This week I managed to pick up The Matrix box-set (UK link) (US link) for a very good price indeed. I’ve not got the second and third films before, despite really enjoying them, partially because of the price, but also because of the lack of commentaries.
I really like director’s commentaries, they really convey a lot about how the creator views their work. John Carpenter tends to give terrible commentaries that are nonetheless quite entertaining, the Lord of the Rings commentaries are very good… Anyway, a good one will usually give you some insight into the ideas that a director was working with.
For the Matrix films the Wachowski brothers in the box-set didn’t do the commentaries themselves, instead they get two philosophers (who like the films) and three film critics (who don’t) to do two commentaries. Their reasoning for this was to give a balance of interpretation. They say that when they talk to people about what they think that the films mean that those people then accept that interpretation unquestioningly. Maybe that is the case for most people, but not for an academic.
Why should the creator have any more of a valid view of their art than a theorist? Certainly they know what they were intending to do, but art is an act that manifests itself through the expression of countless levels of the conscious and unconscious mind. It may be that the imagery that gives a painting, film, music, or game such cultural resonance is something that the artist only casually included as background detail or for the sake of style.
For example, next time you watch the Charlie’s Angels movie (UK link) (US link), look at the use of rubber, shiny outfits, and blood. Rubber and reflective black materials are associated through Freudian symbolism with the eroticised feminine, specifically excited reproductive organs. Blood carries similar symbolism, indicating menstruation. Now look at the film and watch the points at which the bad guys are defeated. Their outfits become dusty or they have only at that last moment begun to bleed. For a film that is supposedly about feminine empowerment it seems odd that it is at the point of indication for barren femininity or extreme feminisation that the characters become vulnerable, suggesting that the apparent feminist discourse is undermined by a wider patriarchal symbolic structure.
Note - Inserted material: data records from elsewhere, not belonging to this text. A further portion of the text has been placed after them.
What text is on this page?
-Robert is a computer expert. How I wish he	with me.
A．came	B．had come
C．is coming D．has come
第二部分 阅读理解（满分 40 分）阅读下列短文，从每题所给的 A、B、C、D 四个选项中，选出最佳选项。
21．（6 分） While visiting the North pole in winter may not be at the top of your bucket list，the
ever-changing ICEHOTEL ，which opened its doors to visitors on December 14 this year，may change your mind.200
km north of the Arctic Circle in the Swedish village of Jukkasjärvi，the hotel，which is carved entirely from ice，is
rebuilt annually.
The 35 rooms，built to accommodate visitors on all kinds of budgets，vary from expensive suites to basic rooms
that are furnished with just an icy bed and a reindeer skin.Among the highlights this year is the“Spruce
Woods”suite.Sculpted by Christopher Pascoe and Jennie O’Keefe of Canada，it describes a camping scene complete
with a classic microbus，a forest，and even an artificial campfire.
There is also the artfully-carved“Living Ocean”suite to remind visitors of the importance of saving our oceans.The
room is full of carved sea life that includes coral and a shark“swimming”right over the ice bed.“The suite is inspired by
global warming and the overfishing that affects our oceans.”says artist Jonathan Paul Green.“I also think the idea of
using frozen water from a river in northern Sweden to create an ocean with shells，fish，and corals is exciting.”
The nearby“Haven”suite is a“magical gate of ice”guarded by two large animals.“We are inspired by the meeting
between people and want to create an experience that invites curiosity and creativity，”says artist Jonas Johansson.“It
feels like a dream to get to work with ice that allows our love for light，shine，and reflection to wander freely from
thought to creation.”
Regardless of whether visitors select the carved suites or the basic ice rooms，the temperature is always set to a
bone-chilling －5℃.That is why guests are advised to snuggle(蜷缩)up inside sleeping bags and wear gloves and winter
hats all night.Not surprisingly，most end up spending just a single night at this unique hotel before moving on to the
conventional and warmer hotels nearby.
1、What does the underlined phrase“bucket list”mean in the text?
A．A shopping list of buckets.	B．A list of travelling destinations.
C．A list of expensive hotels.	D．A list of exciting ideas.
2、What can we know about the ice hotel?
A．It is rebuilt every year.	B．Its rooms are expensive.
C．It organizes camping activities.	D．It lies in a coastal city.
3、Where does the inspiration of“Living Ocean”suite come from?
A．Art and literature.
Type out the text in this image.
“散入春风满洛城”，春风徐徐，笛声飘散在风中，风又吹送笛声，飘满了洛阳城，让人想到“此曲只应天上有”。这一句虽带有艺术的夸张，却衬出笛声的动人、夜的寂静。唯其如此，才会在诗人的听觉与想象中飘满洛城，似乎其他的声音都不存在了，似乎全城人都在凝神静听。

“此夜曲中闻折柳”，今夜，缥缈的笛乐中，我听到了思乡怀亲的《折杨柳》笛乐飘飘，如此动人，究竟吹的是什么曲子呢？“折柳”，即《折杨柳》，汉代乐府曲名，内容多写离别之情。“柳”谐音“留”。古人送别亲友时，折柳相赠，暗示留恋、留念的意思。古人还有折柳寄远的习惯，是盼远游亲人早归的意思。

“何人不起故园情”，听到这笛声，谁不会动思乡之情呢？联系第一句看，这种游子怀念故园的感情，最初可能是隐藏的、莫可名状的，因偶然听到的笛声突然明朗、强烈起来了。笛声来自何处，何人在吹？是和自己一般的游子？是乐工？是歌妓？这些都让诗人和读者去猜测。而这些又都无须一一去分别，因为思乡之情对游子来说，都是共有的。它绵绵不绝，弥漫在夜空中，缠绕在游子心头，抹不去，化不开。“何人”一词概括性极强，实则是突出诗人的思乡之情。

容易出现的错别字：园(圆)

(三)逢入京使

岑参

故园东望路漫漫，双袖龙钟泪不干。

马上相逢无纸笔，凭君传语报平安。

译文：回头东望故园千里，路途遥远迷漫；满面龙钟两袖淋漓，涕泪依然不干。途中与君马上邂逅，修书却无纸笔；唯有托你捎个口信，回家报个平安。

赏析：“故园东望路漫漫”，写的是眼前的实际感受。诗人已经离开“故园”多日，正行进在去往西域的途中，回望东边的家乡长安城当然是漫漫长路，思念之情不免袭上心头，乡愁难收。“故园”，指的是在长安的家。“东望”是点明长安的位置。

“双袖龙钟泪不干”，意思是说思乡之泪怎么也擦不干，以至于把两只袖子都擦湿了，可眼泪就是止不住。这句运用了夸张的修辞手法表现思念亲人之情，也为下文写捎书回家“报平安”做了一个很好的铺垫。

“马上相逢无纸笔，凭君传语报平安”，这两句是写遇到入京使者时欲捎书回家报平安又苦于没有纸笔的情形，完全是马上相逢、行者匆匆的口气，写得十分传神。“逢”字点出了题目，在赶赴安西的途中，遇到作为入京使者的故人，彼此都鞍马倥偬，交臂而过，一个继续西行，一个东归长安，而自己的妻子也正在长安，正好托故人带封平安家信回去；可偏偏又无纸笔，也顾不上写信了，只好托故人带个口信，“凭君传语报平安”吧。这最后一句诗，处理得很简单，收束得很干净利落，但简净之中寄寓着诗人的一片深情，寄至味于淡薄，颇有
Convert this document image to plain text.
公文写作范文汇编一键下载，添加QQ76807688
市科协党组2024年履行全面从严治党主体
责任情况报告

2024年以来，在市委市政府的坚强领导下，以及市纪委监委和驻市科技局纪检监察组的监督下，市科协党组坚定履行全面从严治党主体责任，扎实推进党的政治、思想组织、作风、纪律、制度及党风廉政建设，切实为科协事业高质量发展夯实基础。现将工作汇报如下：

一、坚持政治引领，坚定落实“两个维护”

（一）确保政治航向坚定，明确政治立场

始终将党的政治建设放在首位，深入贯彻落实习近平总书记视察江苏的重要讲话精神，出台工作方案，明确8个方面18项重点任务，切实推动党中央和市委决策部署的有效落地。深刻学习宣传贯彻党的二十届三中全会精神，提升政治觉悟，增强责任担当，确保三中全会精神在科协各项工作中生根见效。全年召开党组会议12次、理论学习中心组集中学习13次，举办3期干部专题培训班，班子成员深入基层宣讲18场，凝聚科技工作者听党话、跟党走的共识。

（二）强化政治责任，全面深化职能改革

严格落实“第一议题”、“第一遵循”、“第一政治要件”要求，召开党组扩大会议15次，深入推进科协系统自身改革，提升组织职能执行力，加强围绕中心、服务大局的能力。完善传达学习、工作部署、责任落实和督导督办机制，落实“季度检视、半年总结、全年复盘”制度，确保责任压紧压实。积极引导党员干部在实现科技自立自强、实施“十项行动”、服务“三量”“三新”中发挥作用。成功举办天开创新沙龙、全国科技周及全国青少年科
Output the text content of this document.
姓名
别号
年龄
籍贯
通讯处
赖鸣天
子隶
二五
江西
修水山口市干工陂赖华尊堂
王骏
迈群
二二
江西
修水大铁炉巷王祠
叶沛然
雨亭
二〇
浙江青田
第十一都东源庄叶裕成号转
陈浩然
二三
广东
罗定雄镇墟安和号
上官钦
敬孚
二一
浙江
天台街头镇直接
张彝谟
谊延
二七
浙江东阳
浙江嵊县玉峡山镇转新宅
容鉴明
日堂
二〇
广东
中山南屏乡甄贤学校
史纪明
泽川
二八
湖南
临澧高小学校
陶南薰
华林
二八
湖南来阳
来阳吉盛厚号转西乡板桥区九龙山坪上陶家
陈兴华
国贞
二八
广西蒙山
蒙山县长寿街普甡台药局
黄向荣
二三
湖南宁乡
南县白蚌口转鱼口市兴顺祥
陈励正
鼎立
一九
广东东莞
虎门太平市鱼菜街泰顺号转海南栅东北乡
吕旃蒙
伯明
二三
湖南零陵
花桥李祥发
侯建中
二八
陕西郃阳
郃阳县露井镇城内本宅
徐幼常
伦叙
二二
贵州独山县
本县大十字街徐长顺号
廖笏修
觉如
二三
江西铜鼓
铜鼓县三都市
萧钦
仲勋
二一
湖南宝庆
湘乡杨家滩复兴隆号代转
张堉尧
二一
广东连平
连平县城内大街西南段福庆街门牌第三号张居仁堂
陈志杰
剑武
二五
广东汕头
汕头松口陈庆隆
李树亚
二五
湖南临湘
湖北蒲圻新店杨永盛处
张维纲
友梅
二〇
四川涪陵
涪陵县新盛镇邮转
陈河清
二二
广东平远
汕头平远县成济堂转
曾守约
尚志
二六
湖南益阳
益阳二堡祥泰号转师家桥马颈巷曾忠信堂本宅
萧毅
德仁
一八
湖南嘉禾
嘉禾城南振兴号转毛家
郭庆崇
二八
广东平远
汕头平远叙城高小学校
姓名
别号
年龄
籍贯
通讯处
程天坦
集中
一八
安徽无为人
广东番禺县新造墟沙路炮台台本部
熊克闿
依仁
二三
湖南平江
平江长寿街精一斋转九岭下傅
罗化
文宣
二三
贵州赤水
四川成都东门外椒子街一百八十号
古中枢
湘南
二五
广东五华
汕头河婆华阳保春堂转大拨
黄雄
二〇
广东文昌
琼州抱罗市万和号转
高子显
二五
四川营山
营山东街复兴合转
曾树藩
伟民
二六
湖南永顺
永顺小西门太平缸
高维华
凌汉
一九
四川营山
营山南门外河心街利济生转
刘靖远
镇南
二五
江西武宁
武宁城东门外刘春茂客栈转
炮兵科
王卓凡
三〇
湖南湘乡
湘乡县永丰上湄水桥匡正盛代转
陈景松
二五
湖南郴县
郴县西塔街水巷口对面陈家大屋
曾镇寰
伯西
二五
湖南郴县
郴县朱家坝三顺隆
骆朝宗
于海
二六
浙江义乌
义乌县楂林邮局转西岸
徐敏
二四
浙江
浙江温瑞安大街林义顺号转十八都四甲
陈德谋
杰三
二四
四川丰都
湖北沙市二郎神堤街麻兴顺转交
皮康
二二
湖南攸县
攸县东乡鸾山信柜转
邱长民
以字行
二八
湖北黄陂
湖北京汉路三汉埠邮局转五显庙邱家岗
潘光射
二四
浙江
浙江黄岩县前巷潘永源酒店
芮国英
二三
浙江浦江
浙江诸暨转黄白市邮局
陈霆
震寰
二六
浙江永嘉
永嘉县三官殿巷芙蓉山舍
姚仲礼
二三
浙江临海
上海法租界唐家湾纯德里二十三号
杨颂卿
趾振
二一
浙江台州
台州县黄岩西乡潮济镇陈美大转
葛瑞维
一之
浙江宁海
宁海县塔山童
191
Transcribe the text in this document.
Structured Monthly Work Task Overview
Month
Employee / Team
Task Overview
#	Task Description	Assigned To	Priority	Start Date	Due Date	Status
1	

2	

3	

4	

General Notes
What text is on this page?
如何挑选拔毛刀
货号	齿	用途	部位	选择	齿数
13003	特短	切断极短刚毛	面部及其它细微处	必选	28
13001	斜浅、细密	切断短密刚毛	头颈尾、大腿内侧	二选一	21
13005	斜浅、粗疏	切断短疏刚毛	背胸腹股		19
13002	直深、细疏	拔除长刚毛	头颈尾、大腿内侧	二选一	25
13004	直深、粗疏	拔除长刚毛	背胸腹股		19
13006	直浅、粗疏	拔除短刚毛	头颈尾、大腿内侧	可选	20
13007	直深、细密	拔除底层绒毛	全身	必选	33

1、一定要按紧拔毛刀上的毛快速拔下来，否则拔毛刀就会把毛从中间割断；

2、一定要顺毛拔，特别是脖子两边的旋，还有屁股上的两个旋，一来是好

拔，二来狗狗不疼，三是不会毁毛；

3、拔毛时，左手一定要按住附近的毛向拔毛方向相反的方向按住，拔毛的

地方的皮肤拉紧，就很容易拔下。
It’s highly unlikely that was intended and the director would most likely tell you that it’s not there, but that doesn’t mean that it’s not a valid view. I would have loved to have heard what the Wachowski brothers thought they were doing so I could compare it with my own ideas of the cultural resonance of their imagery, but instead we get the interesting, but distanced, views of philosophers, and the babble of film-critics who demonstrate how jaded they have become with things that are just fun (it might sound like I’m saying they’re jaded just because I like the films, but try listening to them and see if you don’t think it too!).
What’s the difference between a cliché and a knowing observation of filmic principles? It’s all a matter of perspective really, so I just wish we could have heard what the brothers would have said, because at least that would have given us the opportunity to ignore them if we wished, rather than currently where we don’t have that choice.